Bichon Frises knows no enemies. Mostly all Bichons are friendly extra friendly and outgoing, however, there are those rare few who aren’t. The best way to ensure that your Bichon Frise will not be aggressive is to socialize him from an early age. Introduce him to people, animals, and children early on and frequently. He will learn to not be aggressive this way.
Can Bichon Frise swim?
Bichon Frise can swim. They do very well in the water. Like most things, however, each dog is an individual. Assess your dog first before you throw it in water to swim. Some Bichons cannot swim for very long, so you can try and put on a life jacket for them to swim in.
When is a Bichon Frise full grown?
Your Bichon Frise will be full grown once he reaches a year old.
Why do Bichon Frise smell?
Most Bichon Frise are very clean dogs. Because they require so much grooming, they are often known as a dog with little to no odor. If your Bichon Frise is starting to be smelly, there might be something wrong with him health-wise. Take him to the vet to get his smell checked out.
Can Bichon Frise eat carrots?
Carrots are one of the delicious human items that dogs can eat. Your Bichon Frise will love the taste and the crunch that carrots provide, and you’ll love the fact that he is eating something nutritious.
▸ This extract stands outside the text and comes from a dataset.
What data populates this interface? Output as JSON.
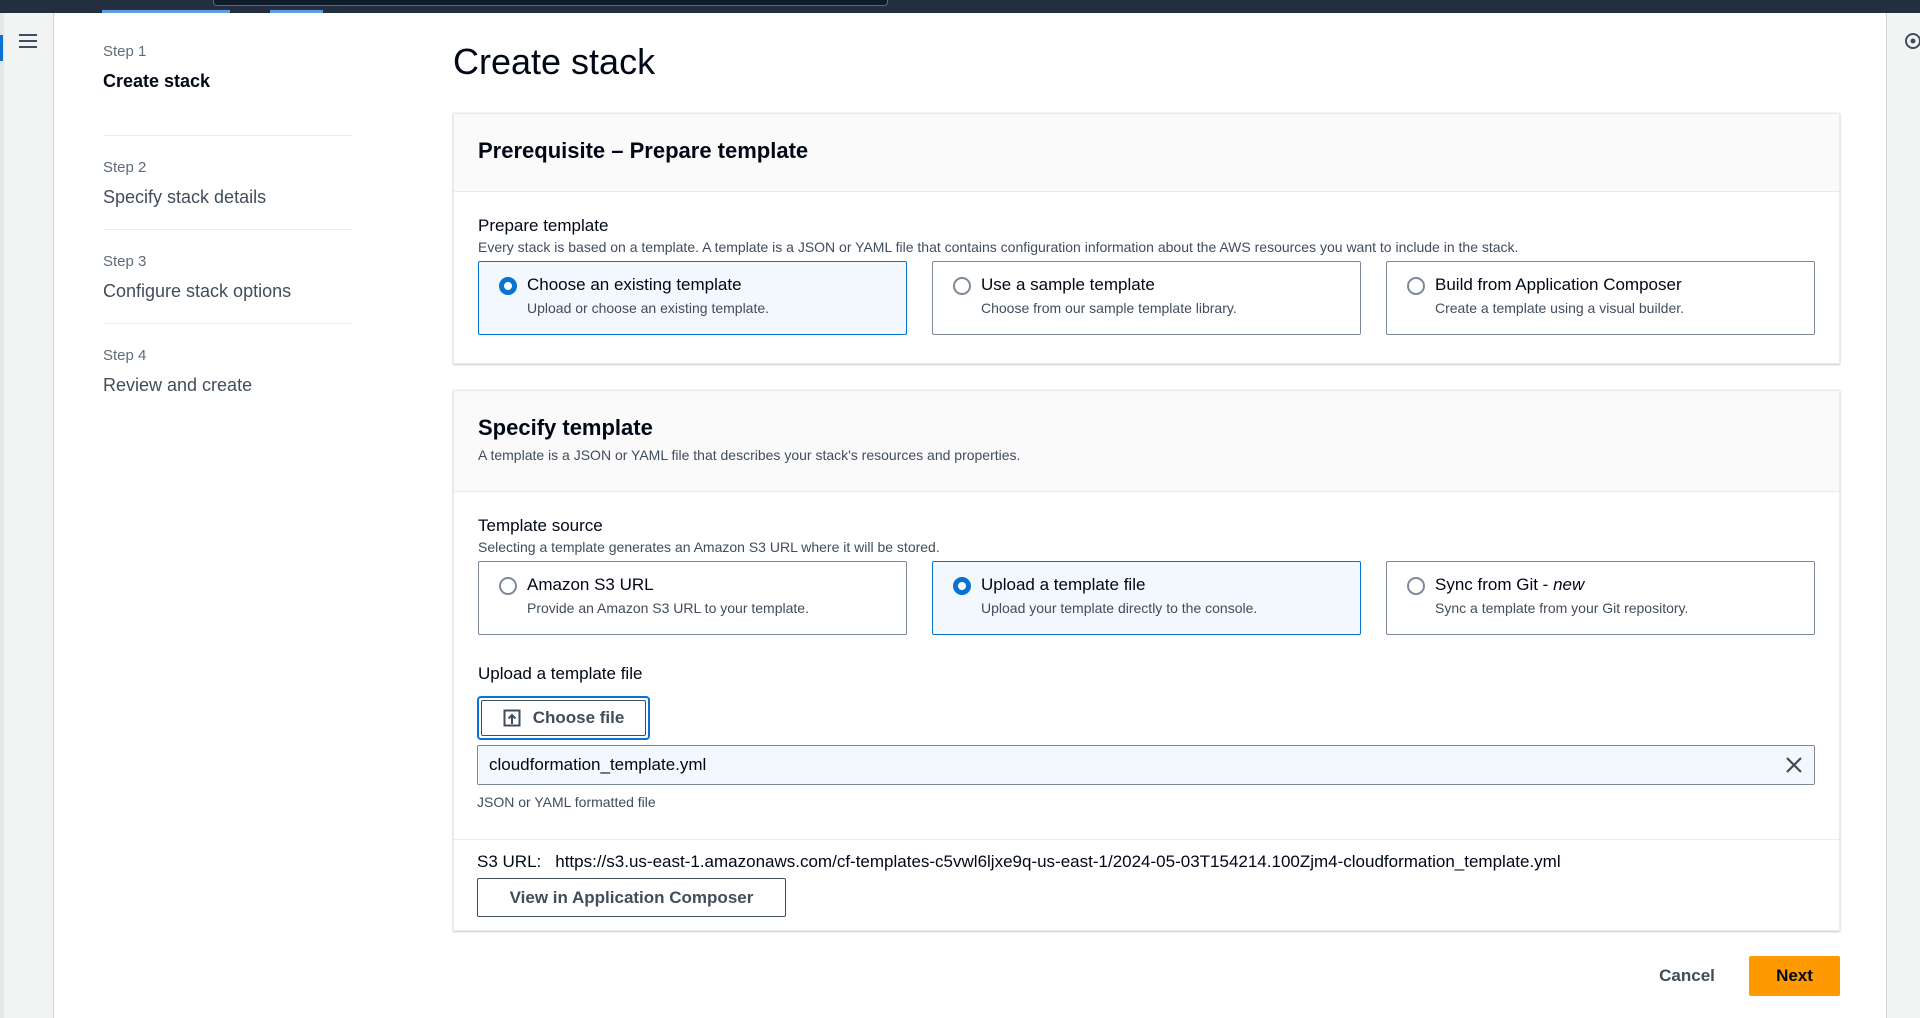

Bichons are incredible dogs. They are smart, funny intelligent, and loving. They are a wonderful addition to a family. Once your Bichon Frise feels apart of your family, he will be the most devoted pet you’ve ever seen. Bichon Frises are great because they are quick to learn tricks and ready to please. The best way for you to bond is to spend time training your dog. As long as you dedicate time daily to your Bichon and show your affection to him, he will be happy for his entire life. Because these dogs suffer from separation anxiety, try not to leave him alone for long periods of times. You’ll see that the more time you spend with your dog, the closer you two will be.